Life Lesson #3 Make your own choices. You’re the one who has to live with them.
The next ten years were filled with amazing projects from high-end golf clubs and luxury spas to grand estates. I had all the creative freedom and responsibility – without the stress of having my name on the door.  Then, one day, everything changed. My sister and I were driving past a building for sale. She jokingly suggested that we buy the building so I could open my own design firm. We didn’t’ buy that building but the seed had been planted and within nine months, I had opened the doors to my own firm; during the biggest economic meltdown in history. It was January 2009.

Life Lesson #4 The timing is rarely perfect to make a life-changing decision.
So now I get to go to my own office and meet with glamorous clients, design their luxurious homes and, when I’m not meeting with clients, I’m off shopping.
That made me laugh just typing that.
But really, Why am I a Designer?
I am a designer because I love to solve problems.
I put myself in my client’s shoes and figure out how they live their life and then translate that into a home that functions for them and their family.
I love knowing that the decisions I make will shape the environment where my clients will raise their families and spend the best moments of their lives.  
It’s honoring who the client is and helping them tell their story in a way that is tasteful and stylish but still THEM.
It’s never perfect, even when you start from the ground up.
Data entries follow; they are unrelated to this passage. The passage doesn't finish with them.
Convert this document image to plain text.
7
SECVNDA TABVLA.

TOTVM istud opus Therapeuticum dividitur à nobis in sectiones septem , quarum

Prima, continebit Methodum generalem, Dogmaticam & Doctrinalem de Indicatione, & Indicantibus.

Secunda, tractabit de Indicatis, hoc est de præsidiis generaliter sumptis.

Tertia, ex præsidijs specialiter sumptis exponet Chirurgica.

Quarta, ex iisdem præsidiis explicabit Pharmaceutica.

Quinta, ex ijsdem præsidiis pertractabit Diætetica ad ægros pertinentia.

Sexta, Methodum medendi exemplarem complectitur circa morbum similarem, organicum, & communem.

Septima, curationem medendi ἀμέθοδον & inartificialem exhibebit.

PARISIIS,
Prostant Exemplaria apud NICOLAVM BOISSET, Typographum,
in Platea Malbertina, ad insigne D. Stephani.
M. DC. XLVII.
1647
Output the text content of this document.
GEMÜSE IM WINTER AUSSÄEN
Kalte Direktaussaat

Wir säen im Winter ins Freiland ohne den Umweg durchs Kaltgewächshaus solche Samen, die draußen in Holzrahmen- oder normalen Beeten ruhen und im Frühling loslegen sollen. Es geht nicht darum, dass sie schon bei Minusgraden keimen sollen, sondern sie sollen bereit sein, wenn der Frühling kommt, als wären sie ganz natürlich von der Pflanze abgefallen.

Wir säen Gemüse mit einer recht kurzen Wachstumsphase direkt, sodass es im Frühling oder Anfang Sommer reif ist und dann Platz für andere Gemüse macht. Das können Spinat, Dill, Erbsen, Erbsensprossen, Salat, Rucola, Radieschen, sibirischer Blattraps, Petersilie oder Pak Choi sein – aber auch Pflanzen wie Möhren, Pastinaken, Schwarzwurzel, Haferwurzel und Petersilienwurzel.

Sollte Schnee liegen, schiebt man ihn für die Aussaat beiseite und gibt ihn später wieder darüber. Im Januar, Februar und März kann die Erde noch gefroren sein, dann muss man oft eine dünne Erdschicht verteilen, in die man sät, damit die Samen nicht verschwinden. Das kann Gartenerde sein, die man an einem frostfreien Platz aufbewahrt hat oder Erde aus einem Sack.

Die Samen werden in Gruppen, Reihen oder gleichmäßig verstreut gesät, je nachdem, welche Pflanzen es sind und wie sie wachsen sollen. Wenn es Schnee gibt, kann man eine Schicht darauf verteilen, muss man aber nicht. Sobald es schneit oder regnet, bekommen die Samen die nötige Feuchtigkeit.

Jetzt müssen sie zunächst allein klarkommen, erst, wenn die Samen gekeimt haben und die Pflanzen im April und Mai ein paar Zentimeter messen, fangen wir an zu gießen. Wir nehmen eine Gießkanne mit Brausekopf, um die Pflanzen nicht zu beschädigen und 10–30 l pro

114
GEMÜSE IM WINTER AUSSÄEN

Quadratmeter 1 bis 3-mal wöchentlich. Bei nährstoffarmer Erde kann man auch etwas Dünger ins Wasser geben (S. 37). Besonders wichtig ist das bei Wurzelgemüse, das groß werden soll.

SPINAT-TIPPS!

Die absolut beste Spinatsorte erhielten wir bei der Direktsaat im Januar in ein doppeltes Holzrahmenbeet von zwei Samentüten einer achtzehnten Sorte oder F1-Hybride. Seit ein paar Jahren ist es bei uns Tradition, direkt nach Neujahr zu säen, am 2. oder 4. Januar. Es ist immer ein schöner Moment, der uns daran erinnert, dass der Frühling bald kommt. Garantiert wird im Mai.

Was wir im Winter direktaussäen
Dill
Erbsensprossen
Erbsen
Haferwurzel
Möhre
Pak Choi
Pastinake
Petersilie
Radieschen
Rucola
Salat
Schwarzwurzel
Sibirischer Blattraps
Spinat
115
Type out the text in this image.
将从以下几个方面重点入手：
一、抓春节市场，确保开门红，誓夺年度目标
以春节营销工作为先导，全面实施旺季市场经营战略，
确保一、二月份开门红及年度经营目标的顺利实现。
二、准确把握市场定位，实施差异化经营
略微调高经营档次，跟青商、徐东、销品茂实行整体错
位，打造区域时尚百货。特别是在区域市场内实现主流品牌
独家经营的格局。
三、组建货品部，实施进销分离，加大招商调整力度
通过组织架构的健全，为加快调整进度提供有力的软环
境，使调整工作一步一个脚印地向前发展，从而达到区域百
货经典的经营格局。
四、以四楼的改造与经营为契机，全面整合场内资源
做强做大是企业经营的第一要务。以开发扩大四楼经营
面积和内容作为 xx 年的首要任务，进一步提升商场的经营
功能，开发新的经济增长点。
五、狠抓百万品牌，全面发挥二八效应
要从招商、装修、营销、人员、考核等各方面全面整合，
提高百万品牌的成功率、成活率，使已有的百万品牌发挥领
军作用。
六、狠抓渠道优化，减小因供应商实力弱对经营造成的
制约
You have to make the best decisions for this client at this time in their life and be willing to adjust as you go. I once heard someone say that the key to mental health is flexibility. Sounds like the best Life Lesson of all.







2 comments:

Tanya Shively, ASID said...

Fascinating story! Thanks for sharing your experience- and I'm secretly (or maybe not so secretly) glad to hear your confirmation of what I always believed - and tell others who question why I am in residential rather than commercial design- the pay is better. Plus of course, that is really where my passion lies as well.

Denise McGaha said...

I know Caroline and this is truly the most refreshing essay I have read. She does live her life in just this way and her clients are the recepients of one of the most talented firms around. Thanks for sharing with everyone Mark the Caroline I LOVE!!